Os indivíduos são vistos como suporte da prática. Observá-los permite interpretar os sentidos, os objetos e as atividades relacionadas à Prática analisada. Além desse entendimento, propõe-se, assim como Halkier e Jensen (2011), que o indivíduo seja visto como um lugar de intersecção de uma pluralidade de práticas.

Assumindo essa perspectiva, pode-se inferir que o conhecimento adquirido transformou as práticas alimentares dos executivos, e a mudança em suas práticas alimentares, transformou as suas práticas de gestão. Em outras palavras, os novos sentidos atribuídos mudaram a relação com o alimento e o propósito de suas práticas alimentares. Esse novo propósito entrou em conflito com o propósito vivido ao exercer as práticas de gestor de marketing. E a Prática alimentar está transformando a Prática da gestão de marcas.

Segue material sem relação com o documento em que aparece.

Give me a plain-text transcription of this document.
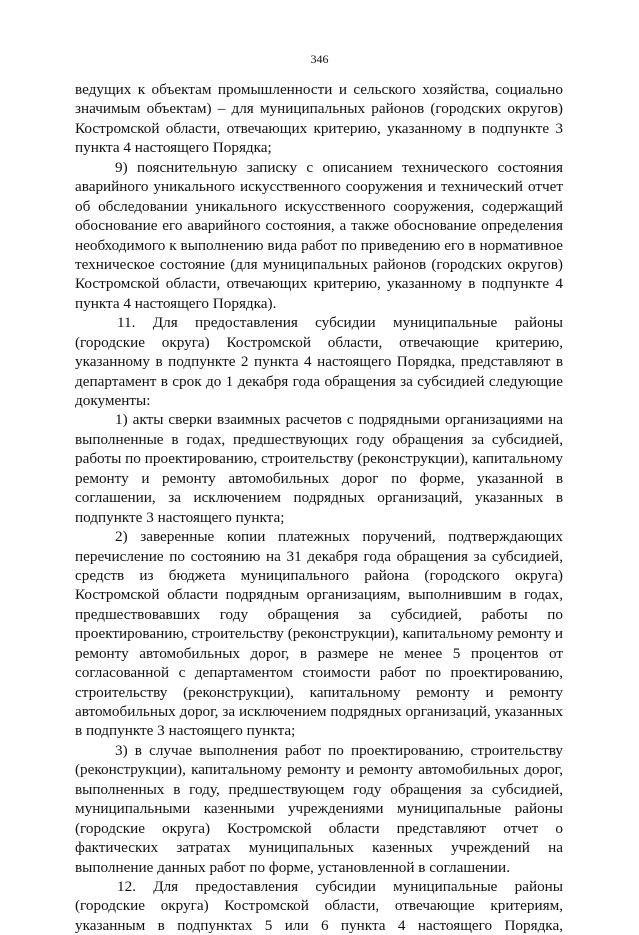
346
ведущих к объектам промышленности и сельского хозяйства, социально
значимым объектам) – для муниципальных районов (городских округов)
Костромской области, отвечающих критерию, указанному в подпункте 3
пункта 4 настоящего Порядка;
9) пояснительную записку с описанием технического состояния
аварийного уникального искусственного сооружения и технический отчет
об обследовании уникального искусственного сооружения, содержащий
обоснование его аварийного состояния, а также обоснование определения
необходимого к выполнению вида работ по приведению его в нормативное
техническое состояние (для муниципальных районов (городских округов)
Костромской области, отвечающих критерию, указанному в подпункте 4
пункта 4 настоящего Порядка).
11. Для предоставления субсидии муниципальные районы
(городские округа) Костромской области, отвечающие критерию,
указанному в подпункте 2 пункта 4 настоящего Порядка, представляют в
департамент в срок до 1 декабря года обращения за субсидией следующие
документы:
1) акты сверки взаимных расчетов с подрядными организациями на
выполненные в годах, предшествующих году обращения за субсидией,
работы по проектированию, строительству (реконструкции), капитальному
ремонту и ремонту автомобильных дорог по форме, указанной в
соглашении, за исключением подрядных организаций, указанных в
подпункте 3 настоящего пункта;
2) заверенные копии платежных поручений, подтверждающих
перечисление по состоянию на 31 декабря года обращения за субсидией,
средств из бюджета муниципального района (городского округа)
Костромской области подрядным организациям, выполнившим в годах,
предшествовавших году обращения за субсидией, работы по
проектированию, строительству (реконструкции), капитальному ремонту и
ремонту автомобильных дорог, в размере не менее 5 процентов от
согласованной с департаментом стоимости работ по проектированию,
строительству (реконструкции), капитальному ремонту и ремонту
автомобильных дорог, за исключением подрядных организаций, указанных
в подпункте 3 настоящего пункта;
3) в случае выполнения работ по проектированию, строительству
(реконструкции), капитальному ремонту и ремонту автомобильных дорог,
выполненных в году, предшествующем году обращения за субсидией,
муниципальными казенными учреждениями муниципальные районы
(городские округа) Костромской области представляют отчет о
фактических затратах муниципальных казенных учреждений на
выполнение данных работ по форме, установленной в соглашении.
12. Для предоставления субсидии муниципальные районы
(городские округа) Костромской области, отвечающие критериям,
указанным в подпунктах 5 или 6 пункта 4 настоящего Порядка,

Magaudda (2011, p.16), em seu “circuito da prática”, mostrou como significados, atividades e materialidade se relacionam entre si enquanto moldam mudanças nas práticas. O “circuito da prática” consiste em um modelo explicativo que ajuda a compreender mudanças e transformações das práticas sociais do ponto de vista da experiência das pessoas que participam dessas práticas.

Os achados dessa pesquisa podem levar a um modelo complementar ao dele, o “circuito entre Práticas”, para apresentar como a mudança em determinada Prática pode se desdobrar em mudanças em outra Prática, também do ponto de vista da experiência das pessoas que participam de ambas.

O modelo explicaria como os indivíduos, intersecção de práticas diferentes, podem atuar como polinizadores de novos sentidos, de novos objetos, novos fazeres e assim por diante.